Söyledim. Sözcükler ağzımdan çıkar çıkmaz yaprak gibi titremeye başladım. Ahhhhhhhhhh! Baldırlarımın iç kısmından yukarı doğru çıkan sıcak bir parıltıyı hissedebiliyordum. Bütün bu zamanı büyük dedektif Tsukumojuku ile geçirmiştim. Onunla birlikteyken hiçbir zaman hiçbir şeyi kendi başıma çözmeye çalışmamıştım ama onun yaptıklarını taklit etmek zorunda kalacaktım. Onun bu işi nasıl yaptığını, tüm bu gizemleri nasıl aştığını ilk elden görmüştüm. Bunu yapabilirim. Yapabilir miyim? Hayır. Mecburdum. Çevremdeki her şey buna bağlıydı.

"Bu doğru,"

dedi annem.

“Darlington’ın da söylemek istediği buydu. Farkında değil miydin?”

"Ah…."

Ah. Bu yüzden bu kadar yolu bana söylemek için gelmişti. Elbette Darlington bunu yaptığıma asla inanmaz. Ve cezanın azaltılması karşılığında suçu kabul etmeyi önermek onun karakterine tamamen aykırıydı.

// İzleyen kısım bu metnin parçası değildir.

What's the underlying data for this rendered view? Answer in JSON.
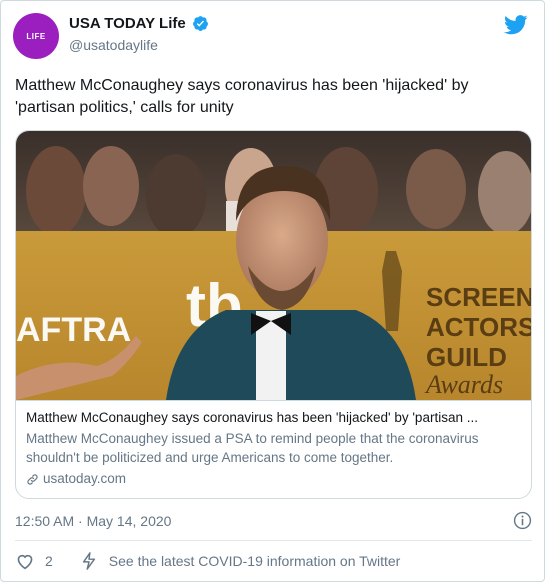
{
  "account": {
    "avatar_text": "LIFE",
    "display_name": "USA TODAY Life",
    "handle": "@usatodaylife",
    "verified": true
  },
  "tweet": {
    "text": "Matthew McConaughey says coronavirus has been 'hijacked' by 'partisan politics,' calls for unity"
  },
  "card": {
    "image_icon": "photo-of-man-in-tuxedo",
    "title": "Matthew McConaughey says coronavirus has been 'hijacked' by 'partisan ...",
    "description": "Matthew McConaughey issued a PSA to remind people that the coronavirus shouldn't be politicized and urge Americans to come together.",
    "domain": "usatoday.com"
  },
  "meta": {
    "timestamp": "12:50 AM · May 14, 2020"
  },
  "actions": {
    "like_count": "2",
    "covid_link": "See the latest COVID-19 information on Twitter"
  },
  "colors": {
    "avatar_bg": "#9b1fbf",
    "twitter_blue": "#1da1f2",
    "secondary_text": "#657786"
  }
}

Tehdide boyun eğecek bir tip değilim.

Bunu söylemişti çünkü pes edecekmiş gibi görünüyordum

birine.

"En kötüsü en kötüsüne gelir, herkese bunu yaptığımı anlatacağım, o yüzden sen de elinden gelenin en iyisini yap."

dedi Penelope ve ben ona baktım.

"Yapamazsın Penelope."

dedi annem öfkeyle. Penelope ona bakmakla yetindi.

"İçtenlikle söyledim."

Tanrım, diye düşündüm. Bir kıza böyle bir şey söyletmem ne kadar acıklı bir şeydi? Hayatım boyunca kızlar tarafından kurtarılmıştım. Bunu yapmak zorundaydım.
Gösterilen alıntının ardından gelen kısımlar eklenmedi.